Add a Reference tab

Add a Reference tab to display data from another database. For example, if you are working on a financial budget, you could add a Reference tab that links to the Sales database to bring more detail, such as sales rep or product data. The ability to view additional data right there in the workbook helps you make more informed budgeting decisions. You can also refer to it in formulas in other tabs to drive budget values.

The Database tab and Reference tab are very similar, as they both connect to another database to display additional data in the budget workbook. The two key differences are as follows:

  • Automatic driving of budget values - The purpose of the Database tab is to automatically drive budget values in the Main tab. This is achieved through the mapping step in the Database tab setup, where you match the dimensions in the two databases. As the Reference tab setup doesn’t have a mapping step, no dimensions are mapped, so no values are automatically driven. However, you can manually drive values by referring to the reference data in formulas.

  • Flexible hierarchy - As explained in the section above, the hierarchy of the Database tab is based on that of the Main tab. So, for example, if there are three levels in the Main tab, the Database tab will also have three levels. The Reference tab is independent of the Main tab, so you are free to determine the levels in the hierarchy to organize the data as required.

Do you need to add a new Reference tab? If there’s already one in the workbook, save time by cloning that tab and editing its setup.

  1. Add the tab using one of these methods:

    • Click the Tab menu > Add tab > Reference.

    • Click the Add button at the bottom of the workbook, enter a name for the tab, select the Reference tab type, and click Add.   

  2. Set up the Reference tab. The setup process involves several steps and settings organized into tabs. Many settings are automatically selected for you to save you time.

  1. Edit the name of the new tab if required. 

  2. Select the Database from which to source the data, along with the corresponding stream and value measure. The available databases and their stream and measure options depend on whatever is in your organization's Phocas site. The Budgets and Forecasts module is based on the Financial Statements module, so there will always be a financial database option. However, you might have other options, such as a Sales or Purchasing database.

  3. Select the baseline data structure:

    1. Stream: Fill the tab with values from the selected data stream as a starting point that you can adjust later. For example, you could use your current year's actuals or the previous year’s budget values.

    2. Zeros: Fill the tab with zeros ($0.00) so you can start with a clean slate.

  4. (Applicable when using stream values) Change the default offset if required. If you're budgeting by year, the offset defaults to -1 and if you’re budgeting by month, it defaults to -12.

  5. Set the measure format to determine how the measures (numerical values) display in the grid.

  6. Leave the Include ### suspense items checkbox selected if you want unclassified items to display in the Reference tab. If you do not want to include those items, clear the checkbox.

  7. Leave the Allow users to edit values checkbox selected if you want other users to edit the data in the Reference tab. If you want to prevent users from editing the data (deactivate all workflows), clear the checkbox. You might want to do this at the end of the budget period to lock in the final budget values.
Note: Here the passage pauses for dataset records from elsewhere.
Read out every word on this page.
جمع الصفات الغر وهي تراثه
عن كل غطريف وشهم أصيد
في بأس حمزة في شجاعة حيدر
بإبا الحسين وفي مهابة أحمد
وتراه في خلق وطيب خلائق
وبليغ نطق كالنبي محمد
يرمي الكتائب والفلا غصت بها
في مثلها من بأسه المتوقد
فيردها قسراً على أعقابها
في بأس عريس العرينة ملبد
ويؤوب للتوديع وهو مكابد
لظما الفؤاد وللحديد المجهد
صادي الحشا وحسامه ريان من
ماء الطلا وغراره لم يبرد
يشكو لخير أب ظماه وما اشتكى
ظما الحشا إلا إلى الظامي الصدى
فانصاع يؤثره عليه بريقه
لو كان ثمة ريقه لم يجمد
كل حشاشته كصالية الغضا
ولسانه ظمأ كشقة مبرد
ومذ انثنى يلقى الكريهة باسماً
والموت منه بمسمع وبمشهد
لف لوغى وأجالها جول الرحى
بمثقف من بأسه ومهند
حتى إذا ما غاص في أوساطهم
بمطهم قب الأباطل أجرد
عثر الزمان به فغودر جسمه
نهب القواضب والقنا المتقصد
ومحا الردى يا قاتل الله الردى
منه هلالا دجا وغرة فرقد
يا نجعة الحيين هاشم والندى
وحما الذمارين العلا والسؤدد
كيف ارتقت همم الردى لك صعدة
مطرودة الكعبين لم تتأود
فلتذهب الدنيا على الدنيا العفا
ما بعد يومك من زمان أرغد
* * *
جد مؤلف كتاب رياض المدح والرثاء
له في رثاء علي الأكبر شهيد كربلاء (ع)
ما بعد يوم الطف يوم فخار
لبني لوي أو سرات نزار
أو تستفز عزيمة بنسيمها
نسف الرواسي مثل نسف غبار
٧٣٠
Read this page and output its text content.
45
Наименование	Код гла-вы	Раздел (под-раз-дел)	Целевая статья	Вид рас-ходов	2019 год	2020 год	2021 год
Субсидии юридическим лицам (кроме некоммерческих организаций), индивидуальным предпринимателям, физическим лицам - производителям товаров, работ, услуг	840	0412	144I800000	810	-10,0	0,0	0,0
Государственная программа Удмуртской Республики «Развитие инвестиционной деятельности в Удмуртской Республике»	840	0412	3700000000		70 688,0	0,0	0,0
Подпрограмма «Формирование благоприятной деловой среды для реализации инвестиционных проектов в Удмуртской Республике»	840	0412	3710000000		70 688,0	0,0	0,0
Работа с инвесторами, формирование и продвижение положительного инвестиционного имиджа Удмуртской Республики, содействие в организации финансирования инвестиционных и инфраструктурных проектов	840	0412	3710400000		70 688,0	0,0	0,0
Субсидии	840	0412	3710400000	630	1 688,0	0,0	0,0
  8. (Applicable when linking to a financial database) Select the template to determine the layout of the contents on the new tab:

    • The available templates depend on the types of Profit and Loss statements your organization has created in the Financial Statements module.

    • The template determines the layout of the data. It also applies the Reverse Sign setting (displays a negative number as a positive, or vice versa) from the corresponding financial statement.

    • For example, if you are bringing in data from last year’s Profit and Loss statement, you might want to use the same Profit and Loss template as you used in the budget setup so the data is laid out the same in both the Main and Reference tabs. The following images show the difference a template can make to how the data displays in the tab.

  9. Add levels to determine how the data in the tab is organized.

    • If you are referencing a financial database and select a template, by default, the highest level (dimension) is the Profit and Loss Category, and the lowest level, where the workflow sits, is the account. You can leave the default hierarchy or add up to four more levels.

    • If referencing a financial database and not selecting a template, add at least one level, up to a maximum of four.

    • If referencing an operational database, add at least one level, up to a maximum of six.

    • To add a level, click Add level and select the dimension you want to add, then repeat to add more levels. The available dimensions depend on the source database. You can apply a level filter and drag the levels to reorder them. You can also change the level at which the workflow sits.

  10. (Optional) Apply a tab filter: Select the Filter… checkbox > select the dimension that you want to filter (you can't select one that’s been added as a level) > select the entity you want to use as the filter > click out of the window to apply your selection. See Budget filter for more information, as the concept is the same.

  11. Click Next.

(Optional) Define additional measures to drive the budget data. By default, one measure input row is included for you. You can leave it as it is and click Next to proceed or configure the measure and add additional measures.

Read the Include additional measures in the workbook page for more information.

  1. Click Save and finish. The new tab opens with the data from the other database.

  2. Review the new tab and, if required, edit the tab setup.